$200 million offered to fight premium hikes as insurers take issue with review regulations Posted: February 28th, 2011
The U.S. Department of Health and Human Services (HHS) is accepting applications from states for $200 million in grant funding. The money is being offered to help state agencies review health insurance premium increases and implement a proposed federal rule requiring greater accountability for what are deemed "unreasonable premium hikes," according to an HHS news release.
While all states will be eligible to apply for $149 million in grants to meet baseline goals of transparency and openness in the rating process, $50 million will be reserved for states with large workloads or those deemed high performing. Of those funds, $22.5 million will go to states with large populations or large numbers of health insurance companies. Another $27.5 million will go to states that have, or plan to enact, the authority to disapprove rate hikes.

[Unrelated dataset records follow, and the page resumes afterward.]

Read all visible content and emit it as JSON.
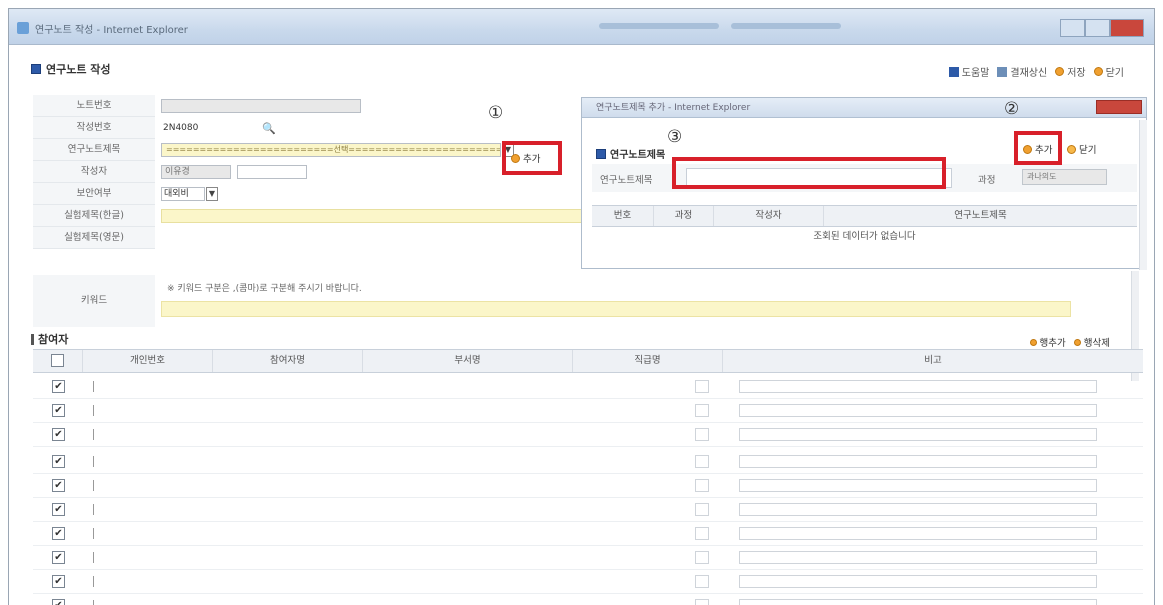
{
  "window": {
    "title": "연구노트 작성 - Internet Explorer"
  },
  "page": {
    "title": "연구노트 작성"
  },
  "toolbar": {
    "items": [
      {
        "label": "도움말",
        "icon": "help-book-icon"
      },
      {
        "label": "결재상신",
        "icon": "approval-icon"
      },
      {
        "label": "저장",
        "icon": "orange-dot-icon"
      },
      {
        "label": "닫기",
        "icon": "orange-dot-icon"
      }
    ]
  },
  "form": {
    "note_no_label": "노트번호",
    "creator_no_label": "작성번호",
    "creator_no_value": "2N4080",
    "research_title_label": "연구노트제목",
    "research_title_value": "=========================선택=========================",
    "author_label": "작성자",
    "author_value": "이유경",
    "security_label": "보안여부",
    "security_value": "대외비",
    "exp_title_kr_label": "실험제목(한글)",
    "exp_title_en_label": "실험제목(영문)",
    "keyword_label": "키워드",
    "keyword_hint": "※ 키워드 구분은 ,(콤마)로 구분해 주시기 바랍니다.",
    "add_button_label": "추가"
  },
  "annotations": {
    "one": "①",
    "two": "②",
    "three": "③"
  },
  "subwindow": {
    "title": "연구노트제목 추가 - Internet Explorer",
    "heading": "연구노트제목",
    "add_label": "추가",
    "close_label": "닫기",
    "search_label": "연구노트제목",
    "dept_label": "과정",
    "dept_value": "과나의도",
    "columns": [
      "번호",
      "과정",
      "작성자",
      "연구노트제목"
    ],
    "empty_message": "조회된 데이터가 없습니다"
  },
  "participants": {
    "title": "참여자",
    "add_row_label": "행추가",
    "delete_row_label": "행삭제",
    "columns": [
      "개인번호",
      "참여자명",
      "부서명",
      "직급명",
      "비고"
    ]
  },
  "colors": {
    "accent": "#2d5aa8",
    "highlight_red": "#d8202a",
    "input_yellow": "#fbf6c9"
  }
}
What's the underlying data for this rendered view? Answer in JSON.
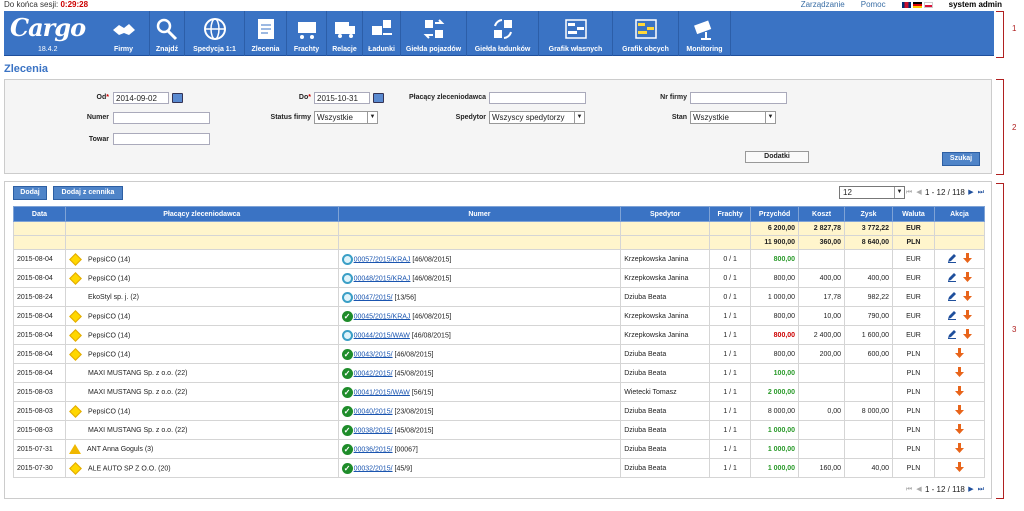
{
  "session": {
    "label": "Do końca sesji:",
    "time": "0:29:28"
  },
  "top_links": {
    "manage": "Zarządzanie",
    "help": "Pomoc",
    "user": "system admin"
  },
  "brand": {
    "name": "Cargo",
    "version": "18.4.2"
  },
  "nav": [
    {
      "label": "Firmy",
      "icon": "handshake-icon"
    },
    {
      "label": "Znajdź",
      "icon": "magnifier-icon"
    },
    {
      "label": "Spedycja 1:1",
      "icon": "globe-icon"
    },
    {
      "label": "Zlecenia",
      "icon": "document-icon"
    },
    {
      "label": "Frachty",
      "icon": "cart-icon"
    },
    {
      "label": "Relacje",
      "icon": "truck-icon"
    },
    {
      "label": "Ładunki",
      "icon": "forklift-icon"
    },
    {
      "label": "Giełda pojazdów",
      "icon": "vehicle-exchange-icon"
    },
    {
      "label": "Giełda ładunków",
      "icon": "cargo-exchange-icon"
    },
    {
      "label": "Grafik własnych",
      "icon": "schedule-icon"
    },
    {
      "label": "Grafik obcych",
      "icon": "schedule-yellow-icon"
    },
    {
      "label": "Monitoring",
      "icon": "camera-icon"
    }
  ],
  "annotations": [
    "1",
    "2",
    "3"
  ],
  "page_title": "Zlecenia",
  "filters": {
    "od_label": "Od",
    "od_value": "2014-09-02",
    "do_label": "Do",
    "do_value": "2015-10-31",
    "platnik_label": "Płacący zleceniodawca",
    "platnik_value": "",
    "nr_firmy_label": "Nr firmy",
    "nr_firmy_value": "",
    "numer_label": "Numer",
    "numer_value": "",
    "status_label": "Status firmy",
    "status_value": "Wszystkie",
    "spedytor_label": "Spedytor",
    "spedytor_value": "Wszyscy spedytorzy",
    "stan_label": "Stan",
    "stan_value": "Wszystkie",
    "towar_label": "Towar",
    "towar_value": "",
    "dodatki": "Dodatki",
    "szukaj": "Szukaj"
  },
  "buttons": {
    "dodaj": "Dodaj",
    "dodaj_cennik": "Dodaj z cennika"
  },
  "pagination": {
    "per_page": "12",
    "range": "1 - 12 / 118"
  },
  "table": {
    "headers": [
      "Data",
      "Płacący zleceniodawca",
      "Numer",
      "Spedytor",
      "Frachty",
      "Przychód",
      "Koszt",
      "Zysk",
      "Waluta",
      "Akcja"
    ],
    "sums": [
      {
        "przychod": "6 200,00",
        "koszt": "2 827,78",
        "zysk": "3 772,22",
        "waluta": "EUR"
      },
      {
        "przychod": "11 900,00",
        "koszt": "360,00",
        "zysk": "8 640,00",
        "waluta": "PLN"
      }
    ],
    "rows": [
      {
        "data": "2015-08-04",
        "flag": "diamond",
        "platnik": "PepsiCO (14)",
        "status": "refresh",
        "numer": "00057/2015/KRAJ",
        "numer_extra": "[46/08/2015]",
        "spedytor": "Krzepkowska Janina",
        "frachty": "0 / 1",
        "przychod": "800,00",
        "przychod_style": "green",
        "koszt": "",
        "zysk": "",
        "waluta": "EUR",
        "edit": true
      },
      {
        "data": "2015-08-04",
        "flag": "diamond",
        "platnik": "PepsiCO (14)",
        "status": "refresh",
        "numer": "00048/2015/KRAJ",
        "numer_extra": "[46/08/2015]",
        "spedytor": "Krzepkowska Janina",
        "frachty": "0 / 1",
        "przychod": "800,00",
        "przychod_style": "",
        "koszt": "400,00",
        "zysk": "400,00",
        "waluta": "EUR",
        "edit": true
      },
      {
        "data": "2015-08-24",
        "flag": "",
        "platnik": "EkoStyl sp. j. (2)",
        "status": "refresh",
        "numer": "00047/2015/",
        "numer_extra": "[13/56]",
        "spedytor": "Dziuba Beata",
        "frachty": "0 / 1",
        "przychod": "1 000,00",
        "przychod_style": "",
        "koszt": "17,78",
        "zysk": "982,22",
        "waluta": "EUR",
        "edit": true
      },
      {
        "data": "2015-08-04",
        "flag": "diamond",
        "platnik": "PepsiCO (14)",
        "status": "check",
        "numer": "00045/2015/KRAJ",
        "numer_extra": "[46/08/2015]",
        "spedytor": "Krzepkowska Janina",
        "frachty": "1 / 1",
        "przychod": "800,00",
        "przychod_style": "",
        "koszt": "10,00",
        "zysk": "790,00",
        "waluta": "EUR",
        "edit": true
      },
      {
        "data": "2015-08-04",
        "flag": "diamond",
        "platnik": "PepsiCO (14)",
        "status": "refresh",
        "numer": "00044/2015/WAW",
        "numer_extra": "[46/08/2015]",
        "spedytor": "Krzepkowska Janina",
        "frachty": "1 / 1",
        "przychod": "800,00",
        "przychod_style": "red",
        "koszt": "2 400,00",
        "zysk": "1 600,00",
        "waluta": "EUR",
        "edit": true
      },
      {
        "data": "2015-08-04",
        "flag": "diamond",
        "platnik": "PepsiCO (14)",
        "status": "check",
        "numer": "00043/2015/",
        "numer_extra": "[46/08/2015]",
        "spedytor": "Dziuba Beata",
        "frachty": "1 / 1",
        "przychod": "800,00",
        "przychod_style": "",
        "koszt": "200,00",
        "zysk": "600,00",
        "waluta": "PLN",
        "edit": false
      },
      {
        "data": "2015-08-04",
        "flag": "",
        "platnik": "MAXI MUSTANG Sp. z o.o. (22)",
        "status": "check",
        "numer": "00042/2015/",
        "numer_extra": "[45/08/2015]",
        "spedytor": "Dziuba Beata",
        "frachty": "1 / 1",
        "przychod": "100,00",
        "przychod_style": "green",
        "koszt": "",
        "zysk": "",
        "waluta": "PLN",
        "edit": false
      },
      {
        "data": "2015-08-03",
        "flag": "",
        "platnik": "MAXI MUSTANG Sp. z o.o. (22)",
        "status": "check",
        "numer": "00041/2015/WAW",
        "numer_extra": "[56/15]",
        "spedytor": "Wietecki Tomasz",
        "frachty": "1 / 1",
        "przychod": "2 000,00",
        "przychod_style": "green",
        "koszt": "",
        "zysk": "",
        "waluta": "PLN",
        "edit": false
      },
      {
        "data": "2015-08-03",
        "flag": "diamond",
        "platnik": "PepsiCO (14)",
        "status": "check",
        "numer": "00040/2015/",
        "numer_extra": "[23/08/2015]",
        "spedytor": "Dziuba Beata",
        "frachty": "1 / 1",
        "przychod": "8 000,00",
        "przychod_style": "",
        "koszt": "0,00",
        "zysk": "8 000,00",
        "waluta": "PLN",
        "edit": false
      },
      {
        "data": "2015-08-03",
        "flag": "",
        "platnik": "MAXI MUSTANG Sp. z o.o. (22)",
        "status": "check",
        "numer": "00038/2015/",
        "numer_extra": "[45/08/2015]",
        "spedytor": "Dziuba Beata",
        "frachty": "1 / 1",
        "przychod": "1 000,00",
        "przychod_style": "green",
        "koszt": "",
        "zysk": "",
        "waluta": "PLN",
        "edit": false
      },
      {
        "data": "2015-07-31",
        "flag": "warn",
        "platnik": "ANT Anna Goguls (3)",
        "status": "check",
        "numer": "00036/2015/",
        "numer_extra": "[00067]",
        "spedytor": "Dziuba Beata",
        "frachty": "1 / 1",
        "przychod": "1 000,00",
        "przychod_style": "green",
        "koszt": "",
        "zysk": "",
        "waluta": "PLN",
        "edit": false
      },
      {
        "data": "2015-07-30",
        "flag": "diamond",
        "platnik": "ALE AUTO SP Z O.O. (20)",
        "status": "check",
        "numer": "00032/2015/",
        "numer_extra": "[45/9]",
        "spedytor": "Dziuba Beata",
        "frachty": "1 / 1",
        "przychod": "1 000,00",
        "przychod_style": "green",
        "koszt": "160,00",
        "zysk": "40,00",
        "waluta": "PLN",
        "edit": false
      }
    ]
  }
}
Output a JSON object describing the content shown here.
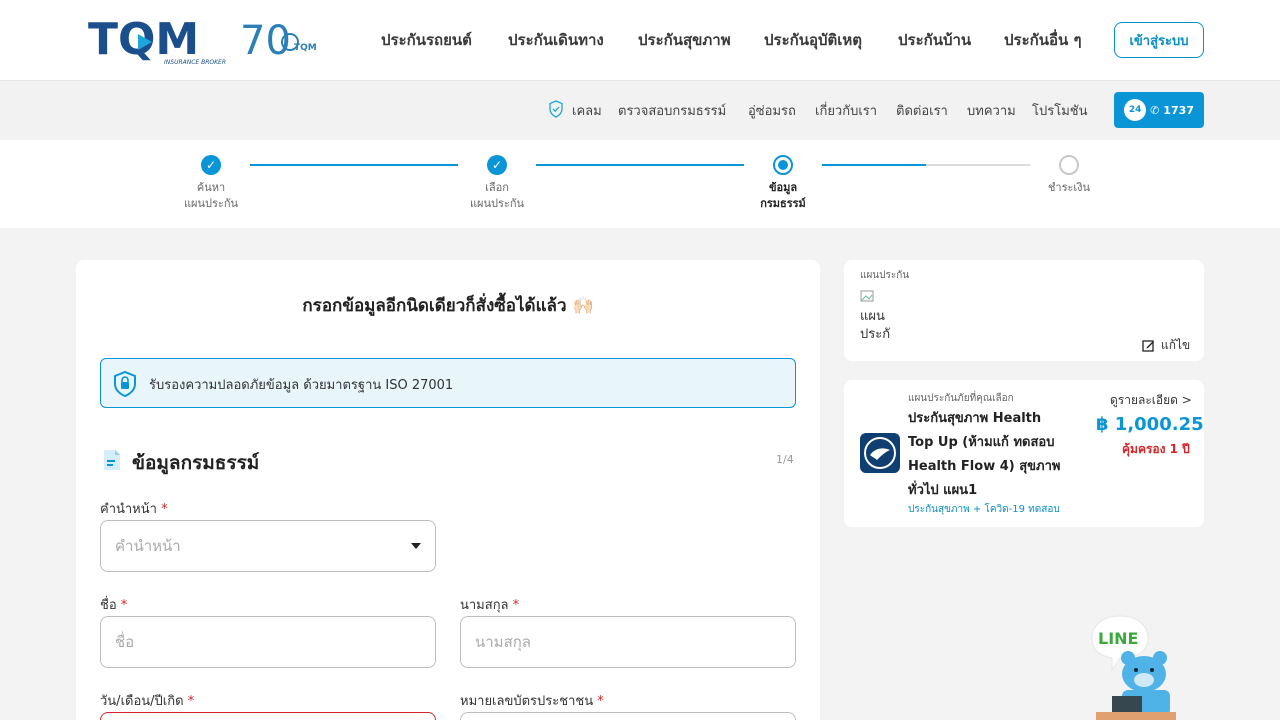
{
  "header": {
    "logo_text": "TQM",
    "logo_tagline": "INSURANCE BROKER",
    "anniversary_text": "70",
    "anniversary_brand": "TQM",
    "nav": [
      "ประกันรถยนต์",
      "ประกันเดินทาง",
      "ประกันสุขภาพ",
      "ประกันอุบัติเหตุ",
      "ประกันบ้าน",
      "ประกันอื่น ๆ"
    ],
    "login_label": "เข้าสู่ระบบ"
  },
  "subnav": {
    "items": [
      "เคลม",
      "ตรวจสอบกรมธรรม์",
      "อู่ซ่อมรถ",
      "เกี่ยวกับเรา",
      "ติดต่อเรา",
      "บทความ",
      "โปรโมชัน"
    ],
    "hotline_24": "24",
    "hotline_number": "1737"
  },
  "stepper": {
    "steps": [
      {
        "line1": "ค้นหา",
        "line2": "แผนประกัน",
        "state": "done"
      },
      {
        "line1": "เลือก",
        "line2": "แผนประกัน",
        "state": "done"
      },
      {
        "line1": "ข้อมูล",
        "line2": "กรมธรรม์",
        "state": "active"
      },
      {
        "line1": "ชำระเงิน",
        "line2": "",
        "state": "todo"
      }
    ]
  },
  "form": {
    "title": "กรอกข้อมูลอีกนิดเดียวก็สั่งซื้อได้แล้ว 🙌🏻",
    "iso_text": "รับรองความปลอดภัยข้อมูล ด้วยมาตรฐาน ISO 27001",
    "section_title": "ข้อมูลกรมธรรม์",
    "section_page": "1/4",
    "fields": {
      "prefix_label": "คำนำหน้า",
      "prefix_placeholder": "คำนำหน้า",
      "firstname_label": "ชื่อ",
      "firstname_placeholder": "ชื่อ",
      "lastname_label": "นามสกุล",
      "lastname_placeholder": "นามสกุล",
      "dob_label": "วัน/เดือน/ปีเกิด",
      "idcard_label": "หมายเลขบัตรประชาชน",
      "required_mark": "*"
    }
  },
  "plan_card": {
    "label": "แผนประกัน",
    "img_alt": "แผนประกั",
    "edit_label": "แก้ไข"
  },
  "selected_plan": {
    "label": "แผนประกันภัยที่คุณเลือก",
    "name": "ประกันสุขภาพ Health Top Up (ห้ามแก้ ทดสอบ Health Flow 4) สุขภาพทั่วไป แผน1",
    "sub": "ประกันสุขภาพ + โควิด-19 ทดสอบ",
    "detail_label": "ดูรายละเอียด >",
    "price": "฿ 1,000.25",
    "coverage": "คุ้มครอง 1 ปี"
  },
  "line_chat": {
    "label": "LINE"
  },
  "colors": {
    "brand": "#0a96d6",
    "navy": "#1b4f8c",
    "required": "#d6262b"
  }
}
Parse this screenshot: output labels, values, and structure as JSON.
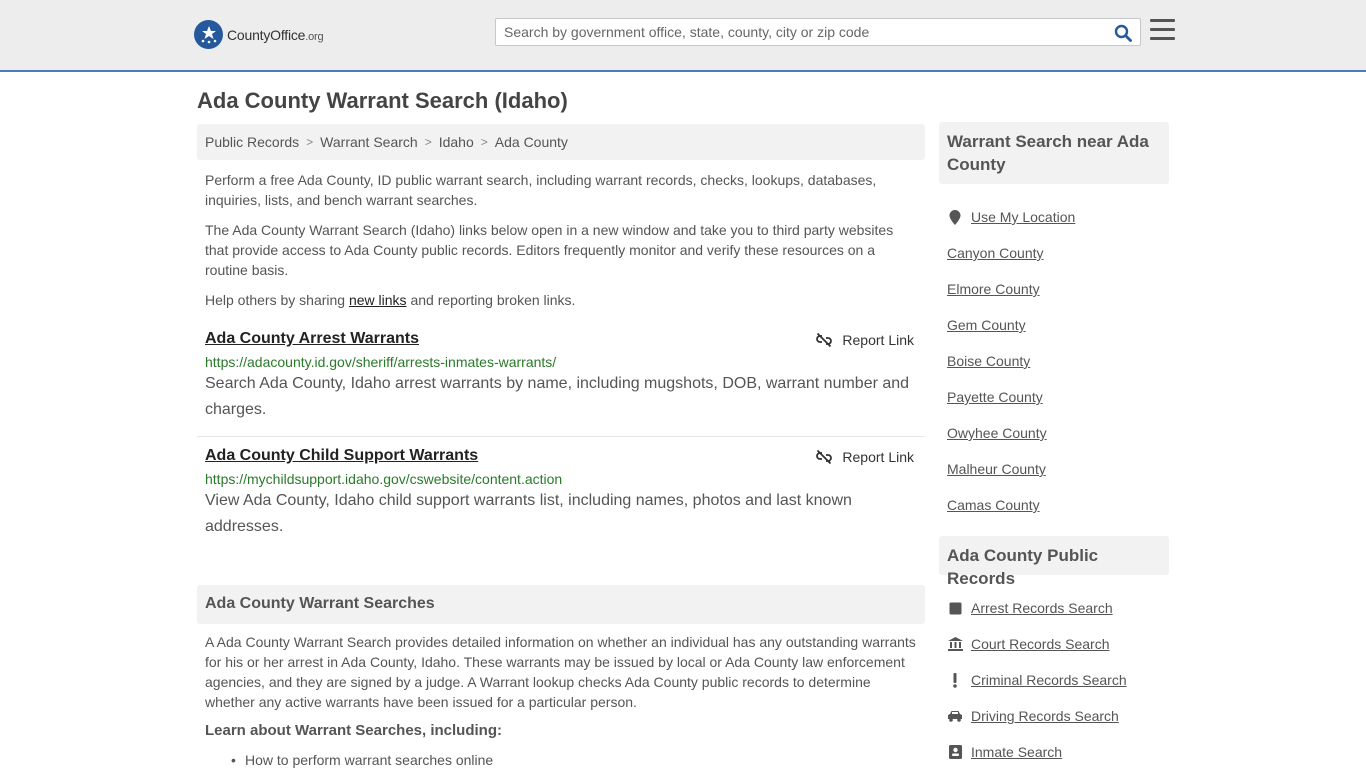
{
  "header": {
    "logo_main": "CountyOffice",
    "logo_tld": ".org",
    "search_placeholder": "Search by government office, state, county, city or zip code"
  },
  "page": {
    "title": "Ada County Warrant Search (Idaho)"
  },
  "breadcrumb": [
    "Public Records",
    "Warrant Search",
    "Idaho",
    "Ada County"
  ],
  "intro": {
    "p1": "Perform a free Ada County, ID public warrant search, including warrant records, checks, lookups, databases, inquiries, lists, and bench warrant searches.",
    "p2": "The Ada County Warrant Search (Idaho) links below open in a new window and take you to third party websites that provide access to Ada County public records. Editors frequently monitor and verify these resources on a routine basis.",
    "p3_before": "Help others by sharing ",
    "p3_link": "new links",
    "p3_after": " and reporting broken links."
  },
  "resources": [
    {
      "title": "Ada County Arrest Warrants",
      "url": "https://adacounty.id.gov/sheriff/arrests-inmates-warrants/",
      "description": "Search Ada County, Idaho arrest warrants by name, including mugshots, DOB, warrant number and charges.",
      "report_label": "Report Link"
    },
    {
      "title": "Ada County Child Support Warrants",
      "url": "https://mychildsupport.idaho.gov/cswebsite/content.action",
      "description": "View Ada County, Idaho child support warrants list, including names, photos and last known addresses.",
      "report_label": "Report Link"
    }
  ],
  "section": {
    "heading": "Ada County Warrant Searches",
    "body": "A Ada County Warrant Search provides detailed information on whether an individual has any outstanding warrants for his or her arrest in Ada County, Idaho. These warrants may be issued by local or Ada County law enforcement agencies, and they are signed by a judge. A Warrant lookup checks Ada County public records to determine whether any active warrants have been issued for a particular person.",
    "learn_heading": "Learn about Warrant Searches, including:",
    "bullet_1": "How to perform warrant searches online"
  },
  "sidebar": {
    "nearby_heading": "Warrant Search near Ada County",
    "nearby": [
      {
        "label": "Use My Location",
        "icon": "location-pin-icon"
      },
      {
        "label": "Canyon County"
      },
      {
        "label": "Elmore County"
      },
      {
        "label": "Gem County"
      },
      {
        "label": "Boise County"
      },
      {
        "label": "Payette County"
      },
      {
        "label": "Owyhee County"
      },
      {
        "label": "Malheur County"
      },
      {
        "label": "Camas County"
      }
    ],
    "records_heading": "Ada County Public Records",
    "records": [
      {
        "label": "Arrest Records Search",
        "icon": "square-icon"
      },
      {
        "label": "Court Records Search",
        "icon": "courthouse-icon"
      },
      {
        "label": "Criminal Records Search",
        "icon": "exclamation-icon"
      },
      {
        "label": "Driving Records Search",
        "icon": "car-icon"
      },
      {
        "label": "Inmate Search",
        "icon": "id-card-icon"
      }
    ]
  },
  "colors": {
    "brand_blue": "#26589c",
    "header_border": "#4b7dbd",
    "url_green": "#2a7a2a"
  }
}
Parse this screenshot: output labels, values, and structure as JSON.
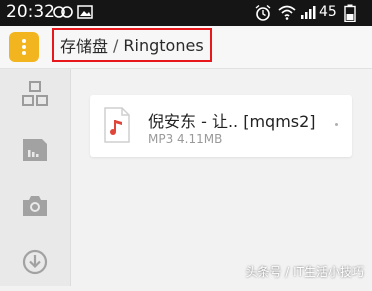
{
  "status_bar": {
    "time": "20:32",
    "battery": "45",
    "icons": [
      "infinity-icon",
      "image-icon",
      "alarm-icon",
      "wifi-icon",
      "signal-icon",
      "battery-icon"
    ]
  },
  "breadcrumb": {
    "root": "存储盘",
    "separator": "/",
    "current": "Ringtones"
  },
  "sidebar": {
    "items": [
      {
        "icon": "category-icon"
      },
      {
        "icon": "sd-card-icon"
      },
      {
        "icon": "camera-icon"
      },
      {
        "icon": "download-icon"
      }
    ]
  },
  "files": [
    {
      "name": "倪安东 - 让.. [mqms2]",
      "meta": "MP3 4.11MB",
      "icon": "music-file-icon"
    }
  ],
  "watermark": "头条号 / IT生活小技巧",
  "colors": {
    "accent": "#f3b51f",
    "highlight": "#e8171c",
    "music": "#e0453a"
  }
}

Meanwhile, industry group America's Health Insurance Plans (AHIP) has submitted a letter to HHS disputing the use of a 10 percent threshold to determine "unreasonable" health insurance hikes. Under the proposed HHS regulations, the 10 percent figure will be used by states to determine whether a rate filing warrants closer review.
According to AHIP, the use of a specific numeric benchmark ignores factors such as geographic differences in pricing and costs associated with the implementation of health reform provisions.